Les électeurs devraient être convoqués dans deux semaines, sans date précise. La Commission électorale « va saisir la Cour constitutionnelle pour la fixation d’une nouvelle date dans la fourchette indiquée » a précisé Alpha Condé dans une lettre à la Cedeao.

Le double vote devait se tenir dimanche 1er mars. Le pouvoir a fait le choix du couplage de deux enjeux, l’un moins impopulaire que l’autre. En effet, les élections législatives sont attendues depuis fin 2018, et le référendum, soupçonné d’être une manœuvre pour permettre au président Alpha Condé de briguer un 3e mandat, est contesté dans la rue depuis le mois d’octobre. La Loi fondamentale guinéenne actuelle ne permet pas au président de se représenter. La nouvelle limite à 2 le nombre de mandats, mais les détracteurs du projet redoutent, à l’image des scénarios ivoiriens et togolais, que la disposition soit non rétroactive, en d’autres termes, qu’elle remette les compteurs à zéro pour Alpha Condé. En conséquence, les appels au boycott du double scrutin se sont multipliés, et les manifestations intensifiées ces derniers jours.

Face aux accusations, le président guinéen continue de défendre un texte « moderne », et met en avant des avancées sociales, comme l’interdiction de l’excision et du mariage des mineurs, l’égalité des sexes, la répartition des richesses en faveur des tranches les plus jeunes et les plus pauvres de la population.

Avec ce report, le pouvoir cède à la pression de la communauté internationale

L’Organisation internationale de la francophonie (OIF), a en début de semaine, été la première à se désolidariser de l’organisation du couplage du 1er mars, à cause d’un fichier électoral qualifié de « problématique ». 2.5 millions de noms y apparaitraient en double ou correspondraient à des personnes défuntes. Emboitant le pas à l’OIF, l’Union africaine et la Cedeao ont aussi pris leurs distances, et décidé de ne pas déployer d’observateurs. La Cedeao avait tenté une mission de bons offices, avec à sa tête le président nigérian Muhammadu Buhari, dont Alpha Condé est réputé proche, avant de la reporter. L’Union européenne elle, a mis en doute « la crédibilité des échéances électorales à venir » pour cause d’ « absence de transparence ».

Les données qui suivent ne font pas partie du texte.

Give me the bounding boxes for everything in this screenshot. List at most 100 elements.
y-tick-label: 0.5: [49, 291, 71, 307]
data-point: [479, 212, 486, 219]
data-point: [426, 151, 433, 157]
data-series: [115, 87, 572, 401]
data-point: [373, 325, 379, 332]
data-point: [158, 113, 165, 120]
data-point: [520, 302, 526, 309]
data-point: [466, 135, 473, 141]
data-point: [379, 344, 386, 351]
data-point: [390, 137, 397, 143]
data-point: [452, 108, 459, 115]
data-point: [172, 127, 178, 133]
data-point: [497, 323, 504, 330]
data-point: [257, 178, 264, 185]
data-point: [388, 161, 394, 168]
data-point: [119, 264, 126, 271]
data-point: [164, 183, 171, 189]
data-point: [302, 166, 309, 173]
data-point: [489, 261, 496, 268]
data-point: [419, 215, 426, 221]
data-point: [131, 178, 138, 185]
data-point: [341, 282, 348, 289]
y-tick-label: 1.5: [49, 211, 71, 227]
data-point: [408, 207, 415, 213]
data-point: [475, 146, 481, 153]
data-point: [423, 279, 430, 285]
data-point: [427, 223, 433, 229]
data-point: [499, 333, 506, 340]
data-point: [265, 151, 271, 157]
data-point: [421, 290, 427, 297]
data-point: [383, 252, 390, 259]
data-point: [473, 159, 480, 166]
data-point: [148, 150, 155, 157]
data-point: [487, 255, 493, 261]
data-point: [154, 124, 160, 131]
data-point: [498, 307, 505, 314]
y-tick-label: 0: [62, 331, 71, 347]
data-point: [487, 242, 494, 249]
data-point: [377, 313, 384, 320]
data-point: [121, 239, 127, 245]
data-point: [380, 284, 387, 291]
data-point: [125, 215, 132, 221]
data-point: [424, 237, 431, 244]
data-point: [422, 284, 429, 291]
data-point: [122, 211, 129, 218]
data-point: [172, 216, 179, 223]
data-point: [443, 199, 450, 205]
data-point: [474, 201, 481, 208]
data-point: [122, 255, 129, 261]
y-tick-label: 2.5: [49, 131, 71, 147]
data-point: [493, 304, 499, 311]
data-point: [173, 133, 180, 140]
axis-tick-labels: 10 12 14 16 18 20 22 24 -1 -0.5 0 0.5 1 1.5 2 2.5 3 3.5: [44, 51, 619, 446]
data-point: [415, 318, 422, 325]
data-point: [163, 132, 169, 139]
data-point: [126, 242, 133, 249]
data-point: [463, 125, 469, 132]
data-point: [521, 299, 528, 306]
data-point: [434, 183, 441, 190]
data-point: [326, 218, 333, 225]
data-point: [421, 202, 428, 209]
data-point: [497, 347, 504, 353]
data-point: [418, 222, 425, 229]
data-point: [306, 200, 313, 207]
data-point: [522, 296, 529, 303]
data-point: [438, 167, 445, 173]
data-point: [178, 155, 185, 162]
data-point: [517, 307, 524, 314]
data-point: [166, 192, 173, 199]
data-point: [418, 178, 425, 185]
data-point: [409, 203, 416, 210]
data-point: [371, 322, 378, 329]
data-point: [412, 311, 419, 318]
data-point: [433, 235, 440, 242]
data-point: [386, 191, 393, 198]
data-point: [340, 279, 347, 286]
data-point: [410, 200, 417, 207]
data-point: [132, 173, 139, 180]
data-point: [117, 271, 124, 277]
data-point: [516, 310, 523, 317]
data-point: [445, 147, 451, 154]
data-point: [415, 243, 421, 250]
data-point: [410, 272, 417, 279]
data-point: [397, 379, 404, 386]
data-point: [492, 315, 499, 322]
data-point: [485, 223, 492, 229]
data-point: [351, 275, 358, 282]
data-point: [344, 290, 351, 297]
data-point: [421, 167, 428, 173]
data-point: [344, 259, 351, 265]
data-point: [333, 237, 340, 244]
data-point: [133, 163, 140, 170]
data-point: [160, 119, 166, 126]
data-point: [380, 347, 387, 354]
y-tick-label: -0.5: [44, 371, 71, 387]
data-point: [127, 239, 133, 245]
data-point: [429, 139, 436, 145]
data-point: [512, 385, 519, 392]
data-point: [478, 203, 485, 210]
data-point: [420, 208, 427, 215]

Le président guinéen affirme que ce report « n’est ni une capitulation ni une reculade ». Sans observateurs, l’issue du référendum constitutionnel et du scrutin législatif n’aurait aucune légitimité, et Alpha Condé obtiendrait difficilement une validation par ses pairs. Selon les autorités guinéennes, les deux semaines de report seront mises à profit pour obtenir un « fichier électoral consensuel ». Mais avec une population de plus de 11 855 000 habitants, ce délai apparait d’ores et déjà impossible à tenir, le défi nécessitant rien de moins qu’un nouvel enrôlement, qui s’étalerait sur plusieurs mois.

Le pouvoir pourrait chercher à gagner du temps, et éviter de sembler donner raison aux critiques, en renvoyant l’échéance à une date plus lointaine. Les élections législatives, d’abord prévues pour le 28 décembre, ont été reprogrammées pour le 16 février, puis devaient être couplées au référendum constitutionnel le 1er mars. Devant le nouveau rebondissement de vendredi, et compte tenu du délai peu réaliste de deux semaines pour «toiletter » le fichier électoral, un énième report n’est pas une éventualité à exclure.